On Wednesday, Disney fired Perlmutter via phone as part of cost-cutting measures, the New York Times reported. Marvel Entertainment, which sells consumer products and operates independently of production company Marvel Studios, will be folded into larger Disney units, the Times said, citing anonymous sources. Perlmutter’s co-president, Rob Steffens, and chief counsel John Turitzin, were also laid off. Marvel Entertainment president Dan Buckley will stay and report to the chief of Marvel Studios, Kevin Feige.
Disney and Marvel Studios did not immediately return Fortune’s request for comment.

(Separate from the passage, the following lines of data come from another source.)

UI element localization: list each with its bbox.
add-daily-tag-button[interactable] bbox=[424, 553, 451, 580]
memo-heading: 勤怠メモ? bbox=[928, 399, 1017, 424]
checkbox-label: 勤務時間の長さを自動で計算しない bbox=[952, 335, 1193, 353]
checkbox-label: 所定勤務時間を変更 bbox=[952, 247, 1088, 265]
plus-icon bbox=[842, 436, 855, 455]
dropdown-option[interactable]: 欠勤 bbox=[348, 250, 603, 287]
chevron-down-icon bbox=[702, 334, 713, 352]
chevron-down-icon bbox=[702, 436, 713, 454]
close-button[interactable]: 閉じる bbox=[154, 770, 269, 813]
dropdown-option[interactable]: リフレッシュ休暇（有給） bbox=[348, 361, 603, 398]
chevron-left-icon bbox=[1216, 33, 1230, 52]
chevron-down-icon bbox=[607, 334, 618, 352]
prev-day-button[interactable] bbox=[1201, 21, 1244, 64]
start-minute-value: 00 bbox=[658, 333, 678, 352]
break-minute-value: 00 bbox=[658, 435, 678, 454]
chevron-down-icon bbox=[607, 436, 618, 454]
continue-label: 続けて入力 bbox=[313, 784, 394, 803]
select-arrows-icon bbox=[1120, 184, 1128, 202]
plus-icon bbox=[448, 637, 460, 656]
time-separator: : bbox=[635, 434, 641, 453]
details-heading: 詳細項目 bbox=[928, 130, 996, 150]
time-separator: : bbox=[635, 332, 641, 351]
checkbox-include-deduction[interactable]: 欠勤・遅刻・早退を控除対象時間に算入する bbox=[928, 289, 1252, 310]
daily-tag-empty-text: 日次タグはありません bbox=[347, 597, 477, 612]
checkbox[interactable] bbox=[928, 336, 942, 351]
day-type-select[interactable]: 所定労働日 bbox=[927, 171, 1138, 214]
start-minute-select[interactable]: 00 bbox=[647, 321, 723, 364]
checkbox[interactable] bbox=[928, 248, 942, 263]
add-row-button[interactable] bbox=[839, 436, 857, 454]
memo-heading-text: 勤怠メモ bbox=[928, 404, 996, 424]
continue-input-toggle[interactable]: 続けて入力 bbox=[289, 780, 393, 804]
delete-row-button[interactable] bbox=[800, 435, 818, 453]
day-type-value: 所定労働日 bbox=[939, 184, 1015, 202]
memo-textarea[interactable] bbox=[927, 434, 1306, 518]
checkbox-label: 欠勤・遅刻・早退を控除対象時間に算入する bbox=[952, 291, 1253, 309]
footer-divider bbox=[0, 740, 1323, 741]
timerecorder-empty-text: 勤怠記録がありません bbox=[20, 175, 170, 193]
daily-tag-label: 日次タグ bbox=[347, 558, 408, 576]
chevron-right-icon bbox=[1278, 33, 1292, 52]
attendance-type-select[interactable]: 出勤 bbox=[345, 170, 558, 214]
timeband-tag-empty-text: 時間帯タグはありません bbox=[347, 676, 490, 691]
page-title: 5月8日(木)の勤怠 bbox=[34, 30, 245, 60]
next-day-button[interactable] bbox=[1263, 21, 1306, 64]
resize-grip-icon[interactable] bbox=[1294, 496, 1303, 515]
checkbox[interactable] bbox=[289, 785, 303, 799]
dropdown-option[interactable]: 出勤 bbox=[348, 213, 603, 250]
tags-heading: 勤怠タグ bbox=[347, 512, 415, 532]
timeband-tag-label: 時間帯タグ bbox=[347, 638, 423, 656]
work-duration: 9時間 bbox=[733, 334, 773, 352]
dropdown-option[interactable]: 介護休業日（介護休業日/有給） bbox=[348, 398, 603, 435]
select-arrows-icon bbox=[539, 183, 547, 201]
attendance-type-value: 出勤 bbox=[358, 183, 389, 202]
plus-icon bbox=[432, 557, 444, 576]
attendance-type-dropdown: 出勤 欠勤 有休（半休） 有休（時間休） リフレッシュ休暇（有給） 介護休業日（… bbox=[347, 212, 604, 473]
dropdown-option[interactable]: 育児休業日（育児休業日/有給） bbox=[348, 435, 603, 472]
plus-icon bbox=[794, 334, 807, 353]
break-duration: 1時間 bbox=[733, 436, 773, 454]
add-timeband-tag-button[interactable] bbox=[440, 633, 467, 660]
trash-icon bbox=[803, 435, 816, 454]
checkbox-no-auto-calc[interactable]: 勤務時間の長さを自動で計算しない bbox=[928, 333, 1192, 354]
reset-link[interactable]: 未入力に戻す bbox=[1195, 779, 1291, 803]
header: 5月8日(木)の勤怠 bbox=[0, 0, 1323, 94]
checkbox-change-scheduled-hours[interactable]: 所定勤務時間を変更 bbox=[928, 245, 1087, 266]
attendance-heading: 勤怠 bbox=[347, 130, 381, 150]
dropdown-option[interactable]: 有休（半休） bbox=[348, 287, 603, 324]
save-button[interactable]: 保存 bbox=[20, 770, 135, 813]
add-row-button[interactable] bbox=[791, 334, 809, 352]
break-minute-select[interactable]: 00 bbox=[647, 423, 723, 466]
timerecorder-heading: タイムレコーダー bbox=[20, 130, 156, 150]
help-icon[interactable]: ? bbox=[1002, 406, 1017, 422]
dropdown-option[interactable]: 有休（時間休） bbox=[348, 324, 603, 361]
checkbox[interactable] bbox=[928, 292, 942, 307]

The layoff of Perlmutter comes days after Disney CEO Bob Iger announced the company would cut 7,000 staff amid financial difficulties and rising costs. To be sure, layoffs have been mounting in many industries recently, but few of those have touched top executives.
Perlmutter’s complicated relationship with Iger
Perlmutter, 80, has been a part of Marvel since the 1990s and at the much larger Disney for over a decade. He is also a large Disney shareholder, with a nearly 1% stake worth $2.4 billion.
Perlmutter’s recent vocal support of activist investor Nelson Peltz, who had campaigned for a seat on Disney’s board, put Perlmutter in an uncomfortable position. Peltz has pressured Disney to cut costs, revamp parts of the company, and create a CEO succession plan. Between August and November 2022, Perlmutter made six calls to Disney’s board and senior executives to press for Peltz’s case, according to SEC filings earlier this year.
For its part, Disney has rejected Peltz’s push for a board seat. In January, Disney said the activist investor “lacks the skills and experience” to be on its board and that he had failed to offer any strategic ideas to help the company.
Last month, Peltz ended his proxy battle after Iger announced a cost-cutting plan, Peltz’s investment management firm Trian Partners told the New York Times.
Even before the activist tussles, Iger had a complicated relationship with Perlmutter. When Iger was chief between 2005 and 2020, he would often communicate with Perlmutter through his short-lived successor, Bob Chapek, due to the tension between them, the Financial Times reported in January, citing former employees.
Since Disney bought Marvel, Perlmutter’s responsibilities have steadily shrunk—he had no real role in Marvel’s movie and TV production business. He also had a reputation for frugality and a history of vetoing projects involving women or people of color as leads, landing him in the crosshairs with Marvel studios’ boss, Feige. In 2015, Iger’s reshuffling of Marvel Studios under Walt Disney Studios, further diminished Perlmutter’s control over creative decisions and budgets in the movie segment.